Class Action Fiduciary Duties and Court’s Continuing Equitable Authority To Do Justice Justified The Lower Court’s Decision To Award Attorneys Nothing.
Lofton v. Wells Fargo Home Mortgage, Case No. A146282 (1st Dist., Div. 3 Sept. 28, 2018) (published) is a stark reminder to attorneys that trial courts have broad jurisdiction to administer justice and make sure that “secret” fee deals of a separate nature are cut in a related class action context unless there is court approval.
What happened in a prior appeal was that the appellate court affirmed a TRO by which attorneys were ordered to deposit into court over $5 million in settlement proceeds claimed as attorney’s fees in cases brought against Wells Fargo, based on the theory that the attorneys were compensating themselves out of a separate settlement without court approval which really related to representing a class action which was resolved through a separate $15 million settlement. The appellate court in that prior appeal also remanded, based on the trial court’s continuing jurisdiction under various grounds (including the equitable authority to administer justice), to gauge whether disgorgement of all or some of the $5 million was in order.
The lower court decided that no fees should be awarded to attorneys; instead, it ordered the escrowed moneys paid to class members who filed claims in the settled class action matter.

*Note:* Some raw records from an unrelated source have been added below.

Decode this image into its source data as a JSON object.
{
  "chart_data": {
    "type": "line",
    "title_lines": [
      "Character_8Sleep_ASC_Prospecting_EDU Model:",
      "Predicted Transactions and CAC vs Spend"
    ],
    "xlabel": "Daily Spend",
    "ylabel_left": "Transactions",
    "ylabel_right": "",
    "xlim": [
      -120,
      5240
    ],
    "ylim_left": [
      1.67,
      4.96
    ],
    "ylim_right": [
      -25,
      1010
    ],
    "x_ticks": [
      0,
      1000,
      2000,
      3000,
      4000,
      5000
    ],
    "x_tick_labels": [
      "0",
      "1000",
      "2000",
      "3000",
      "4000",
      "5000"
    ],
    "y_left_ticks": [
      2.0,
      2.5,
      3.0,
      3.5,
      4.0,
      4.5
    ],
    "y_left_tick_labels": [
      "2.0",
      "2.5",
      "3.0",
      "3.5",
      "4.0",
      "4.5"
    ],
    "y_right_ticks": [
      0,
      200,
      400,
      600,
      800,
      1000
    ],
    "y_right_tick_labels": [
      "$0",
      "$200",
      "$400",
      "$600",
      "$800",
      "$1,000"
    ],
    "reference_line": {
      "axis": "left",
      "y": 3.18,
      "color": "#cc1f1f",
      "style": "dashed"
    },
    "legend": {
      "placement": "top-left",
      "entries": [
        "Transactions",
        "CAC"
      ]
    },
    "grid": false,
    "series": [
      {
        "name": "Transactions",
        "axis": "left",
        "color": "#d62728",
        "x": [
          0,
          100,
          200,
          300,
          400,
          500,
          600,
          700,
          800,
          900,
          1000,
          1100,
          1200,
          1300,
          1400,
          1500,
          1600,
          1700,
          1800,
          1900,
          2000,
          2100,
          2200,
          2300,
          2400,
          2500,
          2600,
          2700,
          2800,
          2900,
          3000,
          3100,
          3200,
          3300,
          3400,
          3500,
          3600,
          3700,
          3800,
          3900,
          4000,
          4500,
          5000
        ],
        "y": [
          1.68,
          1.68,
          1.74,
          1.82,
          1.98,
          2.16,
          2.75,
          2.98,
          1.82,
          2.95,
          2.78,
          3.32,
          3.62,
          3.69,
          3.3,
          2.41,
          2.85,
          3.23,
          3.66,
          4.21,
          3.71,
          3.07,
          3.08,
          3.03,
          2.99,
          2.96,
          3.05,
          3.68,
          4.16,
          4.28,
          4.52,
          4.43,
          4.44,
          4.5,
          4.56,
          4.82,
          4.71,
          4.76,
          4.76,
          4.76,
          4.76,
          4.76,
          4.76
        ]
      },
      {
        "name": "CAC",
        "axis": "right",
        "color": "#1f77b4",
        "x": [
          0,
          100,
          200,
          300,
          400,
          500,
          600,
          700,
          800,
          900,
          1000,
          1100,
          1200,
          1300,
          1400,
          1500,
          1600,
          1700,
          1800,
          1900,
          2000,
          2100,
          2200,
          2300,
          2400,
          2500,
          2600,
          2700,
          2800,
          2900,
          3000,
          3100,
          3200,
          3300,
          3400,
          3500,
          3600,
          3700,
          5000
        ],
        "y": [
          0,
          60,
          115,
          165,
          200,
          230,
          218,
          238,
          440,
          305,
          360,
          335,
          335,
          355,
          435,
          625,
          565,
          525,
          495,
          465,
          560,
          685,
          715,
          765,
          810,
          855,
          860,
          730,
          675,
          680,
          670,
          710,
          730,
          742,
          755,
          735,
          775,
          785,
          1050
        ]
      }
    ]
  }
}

Attorneys’ appeal did not disrupt the trial judge’s injunctive relief/disgorgement orders. The reason was that the trial judge did have exclusive concurrent jurisdiction given that a common fund settlement was at issue, since the settlement money belonged to the class subject to fee allocation to attorneys to prevent unjust enrichment by the court. The attorneys did not ask for fees, but really only challenged jurisdiction. Coupled with their nondisclosure of the separate agreement not subject to court approval, plenty of equities justified the disgorgement ordered by the lower court.